В «Тартюфе» я хотел услышать другую интонацию, а потому нашел один из первых переводов произведения – прозаический, косноязычный, еще с «ятями». Он ложился на ухо так, как будто это церковная молитва. Иное звучание текста сбило привычный тон мольеровской комедии. Затем возникли сюжетные параллели с рассказом Ерофеева. Стали пробовать. В итоге в спектакле мы вернулись к стихотворному переводу Владимира Лихачева, а новые ассоциации и интонации остались, изменив традиционное восприятие стиха.
Или, например, в «Утиной охоте» мы старались отменить, забыть приметы советского времени, да и времени вообще. В этой постановке возникают и социальные, и политические пласты, которые ты специально не разрабатываешь, но они заложены в тексте и резонируют.

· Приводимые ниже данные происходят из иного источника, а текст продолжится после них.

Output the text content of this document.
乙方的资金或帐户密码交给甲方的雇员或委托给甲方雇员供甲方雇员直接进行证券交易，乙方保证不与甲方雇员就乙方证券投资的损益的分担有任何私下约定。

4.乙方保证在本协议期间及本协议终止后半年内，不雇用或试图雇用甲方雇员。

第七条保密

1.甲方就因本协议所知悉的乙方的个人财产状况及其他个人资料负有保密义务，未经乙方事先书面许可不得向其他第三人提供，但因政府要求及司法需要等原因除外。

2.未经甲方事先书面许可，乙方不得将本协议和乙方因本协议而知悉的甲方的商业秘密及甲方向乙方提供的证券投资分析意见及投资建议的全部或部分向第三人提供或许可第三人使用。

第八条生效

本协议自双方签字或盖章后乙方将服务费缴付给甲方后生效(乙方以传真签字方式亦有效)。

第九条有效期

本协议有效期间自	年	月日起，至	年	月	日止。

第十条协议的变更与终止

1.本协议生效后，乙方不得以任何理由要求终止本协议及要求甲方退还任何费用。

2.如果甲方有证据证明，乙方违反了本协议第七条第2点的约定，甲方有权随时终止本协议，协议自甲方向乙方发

– Бывает, что люди не считывают такие неочевидные ассоциации. Например, по поводу «Утиной охоты», номинированной в этом году на «Золотую маску», у некоторых критиков возникал вопрос: «Что актуального в этой пьесе?»

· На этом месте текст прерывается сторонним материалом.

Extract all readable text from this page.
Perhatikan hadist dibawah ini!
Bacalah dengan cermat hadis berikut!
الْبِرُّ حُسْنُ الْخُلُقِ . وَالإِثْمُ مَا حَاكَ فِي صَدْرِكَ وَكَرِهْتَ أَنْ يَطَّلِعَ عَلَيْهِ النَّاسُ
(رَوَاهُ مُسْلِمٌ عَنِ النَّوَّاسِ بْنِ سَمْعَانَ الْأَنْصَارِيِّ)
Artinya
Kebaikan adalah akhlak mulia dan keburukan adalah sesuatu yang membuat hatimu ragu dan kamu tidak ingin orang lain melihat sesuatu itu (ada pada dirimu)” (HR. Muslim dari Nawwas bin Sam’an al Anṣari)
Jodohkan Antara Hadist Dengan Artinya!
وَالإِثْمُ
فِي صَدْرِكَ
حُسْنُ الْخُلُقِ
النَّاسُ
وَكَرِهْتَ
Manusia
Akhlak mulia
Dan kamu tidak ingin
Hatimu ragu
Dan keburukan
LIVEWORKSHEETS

– Сегодня молодые зрители и близко не понимают, что такое Советский Союз. Я тоже застал лишь эхо советских времен. И в постановке я не хотел заниматься реконструкцией той эпохи. Хотя временной и социальный пласты очень важны, я хочу говорить про внутренние процессы. Для меня актуальность заключается в том, что эта пьеса соединяется с сегодняшним днем в точке растерянности героя перед своим временем.